Dès le début de l’entretien, la passion et l’enthousiasme d’Éléonore Givry pour son métier d’architecte s’imposent immédiatement. Dans son discours comme dans ses projets, la curiosité et l’envie de créer de la jeune architecte transparaissent à chaque instant. Une personnalité singulière qui contribue au succès de son agence, fondée en 2019, et qui multiplie depuis les projets d’envergure à travers la France.
Une formation entre deux continents
Mais le succès de & Givry prend racine bien plus tôt, trouvant ses fondements dans le parcours académique à part entière d’Éléonore Givry. Diplômée de Paris- Belleville en 2010, elle prévoit de poursuivre son cursus lors d’un échange en Norvège. Mais un souci administratif en décide autrement. « J’ai reçu un appel me proposant soit de partir en Belgique, soit en Corée du Sud, à Séoul. J’avais 48 heures pour décider, et c’est l’Asie que j’ai choisie » se souvient-elle. Après plusieurs années d’études en France, le choc culturel est immense. Seule Française de son cursus, elle découvre alors un enseignement de l’architecture diamétralement opposé au cursus européen. « L’approche en Asie m’est apparue plus expérimentale et parfois plus radicale, et les méthodes de construction sont très différentes, faisant appel à des techniques et des matériaux moins courants en Europe. L’architecture en elle-même est aussi très différente. Le rapport à l’espace, à la lumière, le lien entre l’intérieur et l’extérieur, les procédés constructifs, tout était nouveau pour moi. Là-bas, mon apprentissage a été immense et m’a poussée à questionner en profondeur l’acte de concevoir et de bâtir » confie Éléonore Givry. Durant un an et demi, elle jongle alors entre les cours de coréen, d’architecture, et les stages en agence, faisant un passage par le Japon, avant de décider de rentrer en France. « Je voulais revenir vers quelque chose de plus concret. Construire. Apprendre à bâtir » ajoute-t-elle. Un apprentissage à deux facettes, qui allait poser les fondements de sa future pratique.

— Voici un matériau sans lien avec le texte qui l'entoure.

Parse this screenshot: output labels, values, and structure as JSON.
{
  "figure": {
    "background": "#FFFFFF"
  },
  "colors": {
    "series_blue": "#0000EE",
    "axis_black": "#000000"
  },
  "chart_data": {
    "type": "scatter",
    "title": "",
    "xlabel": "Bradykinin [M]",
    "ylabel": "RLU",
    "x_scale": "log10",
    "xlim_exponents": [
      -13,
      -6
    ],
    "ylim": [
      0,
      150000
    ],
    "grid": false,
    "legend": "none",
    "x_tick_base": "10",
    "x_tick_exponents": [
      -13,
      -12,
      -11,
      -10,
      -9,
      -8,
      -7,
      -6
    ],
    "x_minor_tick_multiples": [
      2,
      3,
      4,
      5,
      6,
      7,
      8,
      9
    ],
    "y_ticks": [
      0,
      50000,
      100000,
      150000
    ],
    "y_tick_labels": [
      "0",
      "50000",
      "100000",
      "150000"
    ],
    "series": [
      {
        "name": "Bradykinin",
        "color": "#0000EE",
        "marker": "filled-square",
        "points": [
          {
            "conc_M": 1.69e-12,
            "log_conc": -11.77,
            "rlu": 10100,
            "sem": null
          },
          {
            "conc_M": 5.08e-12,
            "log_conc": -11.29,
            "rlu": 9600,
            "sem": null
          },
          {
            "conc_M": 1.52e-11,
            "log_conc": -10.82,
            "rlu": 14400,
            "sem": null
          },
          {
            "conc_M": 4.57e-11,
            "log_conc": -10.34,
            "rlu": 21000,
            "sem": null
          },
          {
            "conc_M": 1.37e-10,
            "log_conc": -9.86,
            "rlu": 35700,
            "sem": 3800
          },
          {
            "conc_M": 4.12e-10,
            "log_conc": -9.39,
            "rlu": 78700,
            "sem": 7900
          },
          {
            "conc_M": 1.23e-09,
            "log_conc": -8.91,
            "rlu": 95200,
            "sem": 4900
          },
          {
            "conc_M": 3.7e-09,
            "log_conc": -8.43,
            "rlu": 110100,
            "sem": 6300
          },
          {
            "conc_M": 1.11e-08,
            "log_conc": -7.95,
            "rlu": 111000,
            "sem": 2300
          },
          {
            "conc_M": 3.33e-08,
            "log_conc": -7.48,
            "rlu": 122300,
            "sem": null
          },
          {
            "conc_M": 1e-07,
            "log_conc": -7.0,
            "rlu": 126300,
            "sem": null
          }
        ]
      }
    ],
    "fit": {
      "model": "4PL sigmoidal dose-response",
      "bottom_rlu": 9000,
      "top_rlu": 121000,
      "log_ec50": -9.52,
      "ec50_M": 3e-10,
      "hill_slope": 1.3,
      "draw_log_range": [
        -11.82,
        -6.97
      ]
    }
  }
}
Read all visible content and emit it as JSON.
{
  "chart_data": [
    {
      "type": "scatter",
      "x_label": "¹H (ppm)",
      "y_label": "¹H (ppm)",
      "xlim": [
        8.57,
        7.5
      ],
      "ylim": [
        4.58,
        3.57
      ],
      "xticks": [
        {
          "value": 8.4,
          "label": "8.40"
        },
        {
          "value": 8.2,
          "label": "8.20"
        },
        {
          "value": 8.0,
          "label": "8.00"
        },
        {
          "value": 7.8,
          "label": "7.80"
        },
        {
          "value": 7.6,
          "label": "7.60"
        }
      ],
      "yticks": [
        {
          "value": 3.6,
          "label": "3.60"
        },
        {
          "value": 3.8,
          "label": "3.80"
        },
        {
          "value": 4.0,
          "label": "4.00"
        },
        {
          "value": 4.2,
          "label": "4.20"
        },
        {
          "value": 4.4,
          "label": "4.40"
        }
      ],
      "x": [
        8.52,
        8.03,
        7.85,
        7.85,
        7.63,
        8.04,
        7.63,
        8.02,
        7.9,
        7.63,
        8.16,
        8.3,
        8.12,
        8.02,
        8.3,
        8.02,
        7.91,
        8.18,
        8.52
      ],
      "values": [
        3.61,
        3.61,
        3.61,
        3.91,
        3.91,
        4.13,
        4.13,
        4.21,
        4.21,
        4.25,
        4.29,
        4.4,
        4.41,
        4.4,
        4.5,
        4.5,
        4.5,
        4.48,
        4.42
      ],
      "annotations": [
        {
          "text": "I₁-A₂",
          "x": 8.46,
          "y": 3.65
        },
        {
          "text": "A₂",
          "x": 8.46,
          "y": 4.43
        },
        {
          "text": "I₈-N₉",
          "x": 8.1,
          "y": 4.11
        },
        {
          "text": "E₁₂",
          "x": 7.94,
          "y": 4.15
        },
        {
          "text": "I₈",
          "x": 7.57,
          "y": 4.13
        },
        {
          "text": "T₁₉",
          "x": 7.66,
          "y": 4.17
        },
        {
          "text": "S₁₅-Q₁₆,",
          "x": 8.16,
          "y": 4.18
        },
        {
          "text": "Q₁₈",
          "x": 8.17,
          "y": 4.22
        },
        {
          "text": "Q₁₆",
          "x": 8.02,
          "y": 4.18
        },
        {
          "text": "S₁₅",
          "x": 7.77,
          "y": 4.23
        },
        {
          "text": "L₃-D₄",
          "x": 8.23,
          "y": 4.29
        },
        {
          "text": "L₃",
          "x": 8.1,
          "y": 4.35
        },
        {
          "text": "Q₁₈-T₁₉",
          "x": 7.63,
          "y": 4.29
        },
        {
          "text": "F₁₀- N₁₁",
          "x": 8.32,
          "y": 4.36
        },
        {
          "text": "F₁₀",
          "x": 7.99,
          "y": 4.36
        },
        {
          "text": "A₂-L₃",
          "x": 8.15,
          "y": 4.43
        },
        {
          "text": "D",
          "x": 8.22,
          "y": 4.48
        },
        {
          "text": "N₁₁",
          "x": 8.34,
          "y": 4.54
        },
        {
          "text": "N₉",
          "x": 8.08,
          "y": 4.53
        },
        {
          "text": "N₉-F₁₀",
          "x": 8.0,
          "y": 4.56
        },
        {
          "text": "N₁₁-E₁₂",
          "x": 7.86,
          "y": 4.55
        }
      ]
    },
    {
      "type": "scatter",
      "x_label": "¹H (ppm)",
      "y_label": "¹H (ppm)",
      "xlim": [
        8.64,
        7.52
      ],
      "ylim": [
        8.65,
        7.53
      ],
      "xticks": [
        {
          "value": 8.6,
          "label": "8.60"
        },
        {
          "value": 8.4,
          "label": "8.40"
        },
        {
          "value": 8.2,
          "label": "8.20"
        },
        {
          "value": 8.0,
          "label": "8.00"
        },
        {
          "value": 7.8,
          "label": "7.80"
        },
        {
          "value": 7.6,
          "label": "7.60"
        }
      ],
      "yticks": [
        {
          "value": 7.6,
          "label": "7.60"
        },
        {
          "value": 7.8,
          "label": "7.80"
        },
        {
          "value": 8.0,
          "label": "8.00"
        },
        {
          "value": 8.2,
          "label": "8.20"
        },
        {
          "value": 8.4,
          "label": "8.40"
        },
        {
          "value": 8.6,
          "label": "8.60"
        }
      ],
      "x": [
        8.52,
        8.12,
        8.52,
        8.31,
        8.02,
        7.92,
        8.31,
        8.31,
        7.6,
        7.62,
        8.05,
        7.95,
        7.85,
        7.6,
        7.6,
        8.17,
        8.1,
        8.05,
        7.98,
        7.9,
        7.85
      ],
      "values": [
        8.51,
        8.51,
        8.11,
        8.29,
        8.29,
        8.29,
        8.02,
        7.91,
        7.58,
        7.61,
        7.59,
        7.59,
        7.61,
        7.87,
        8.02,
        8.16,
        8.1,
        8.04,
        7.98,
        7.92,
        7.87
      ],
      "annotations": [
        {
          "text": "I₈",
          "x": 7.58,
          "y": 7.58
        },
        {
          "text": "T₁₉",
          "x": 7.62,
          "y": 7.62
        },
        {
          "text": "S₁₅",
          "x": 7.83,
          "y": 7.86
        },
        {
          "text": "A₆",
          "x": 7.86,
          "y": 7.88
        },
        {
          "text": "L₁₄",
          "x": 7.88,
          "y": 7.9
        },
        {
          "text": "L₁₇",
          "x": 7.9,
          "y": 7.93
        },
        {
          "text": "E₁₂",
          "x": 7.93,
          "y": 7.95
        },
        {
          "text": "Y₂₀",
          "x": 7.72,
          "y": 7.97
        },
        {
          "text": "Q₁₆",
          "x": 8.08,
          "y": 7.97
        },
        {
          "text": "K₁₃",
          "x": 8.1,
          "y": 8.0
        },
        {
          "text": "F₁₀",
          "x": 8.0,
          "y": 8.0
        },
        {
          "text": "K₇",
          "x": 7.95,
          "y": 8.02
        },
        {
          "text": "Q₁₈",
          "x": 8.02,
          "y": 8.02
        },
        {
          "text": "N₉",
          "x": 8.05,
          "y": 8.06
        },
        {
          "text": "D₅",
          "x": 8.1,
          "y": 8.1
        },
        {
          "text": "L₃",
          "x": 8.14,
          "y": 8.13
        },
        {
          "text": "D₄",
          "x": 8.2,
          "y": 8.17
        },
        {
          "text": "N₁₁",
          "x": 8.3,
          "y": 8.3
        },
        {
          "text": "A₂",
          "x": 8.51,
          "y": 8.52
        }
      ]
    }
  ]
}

Seule, mais en collaboration
Diplôme en poche, elle monte une première agence en duo avant de se lancer dans son propre projet en 2019 en créant & Givry. Dès le départ, l’objectif est de fonder un studio basé sur la collaboration, valorisant une hiérarchie horizontale, et se construisant sur le dialogue. Malgré sa riche formation, Éléonore Givry tient un discours modeste, insistant sur l’importance de s’entourer des bonnes personnes, à la fois compétentes et passionnées. « À mes yeux, l’opinion du chef de projet et celle du stagiaire sont tout aussi importantes. Leurs regards sont évidemment différents, mais c’est en les croisant que l’on aboutit au meilleur résultat possible. C’est cela qui m’intéresse avant tout, la qualité architecturale, pas l’ego de l’architecte » commente-t-elle. Une qualité architecturale qui se voit saluée un peu plus chaque jour. Les concours remportés se multiplient, les commissions gagnant en ampleur, du bâti neuf à la réhabilitation en passant par la transformation.
Pour Éléonore Givry, il est difficile d’identifier le projet qui a marqué un tournant précis dans sa carrière, chacun portant sa propre histoire et sa valeur. Certains se distinguent néanmoins. Parmi eux, la réhabilitation du patrimoine industriel MurMure par le maître d’ouvrage Batipart, inscrite dans l’appel à projets Réinventer Paris 2. Ancien transformateur électrique construit en 1929, ce projet permet de remonter aux fondamentaux de l’architecture, à savoir l’espace, la matière et la lumière. Sa structure se caractérise par les poteaux-poutres de béton armé qui la traversent, et par une nef centrale, offrant un apport de lumière zénithale devenu essentiel dans sa réhabilitation. « C’est un atout majeur du site que nous avons pleinement exploité, comme une faille qui diffracte la lumière à tous les niveaux, jusqu’aux sous-sols », détaille l’architecte. Autre projet important confié à & Givry par le maître d’ouvrage PariSeine : la revalorisation du bâtiment Orion de Jean Prouvé, qui a nécessité de trouver un équilibre entre conservation, adaptation et sublimation de l’existant. On peut également citer le projet Poniatowski par le maître d’ouvrage Demathieu Bard, un bâtiment de logements neufs trouvant sa complexité dans une adaptation nécessaire au déjà-là, n’ayant cependant pas empêché & Givry de lui conférer une écriture architecturale forte.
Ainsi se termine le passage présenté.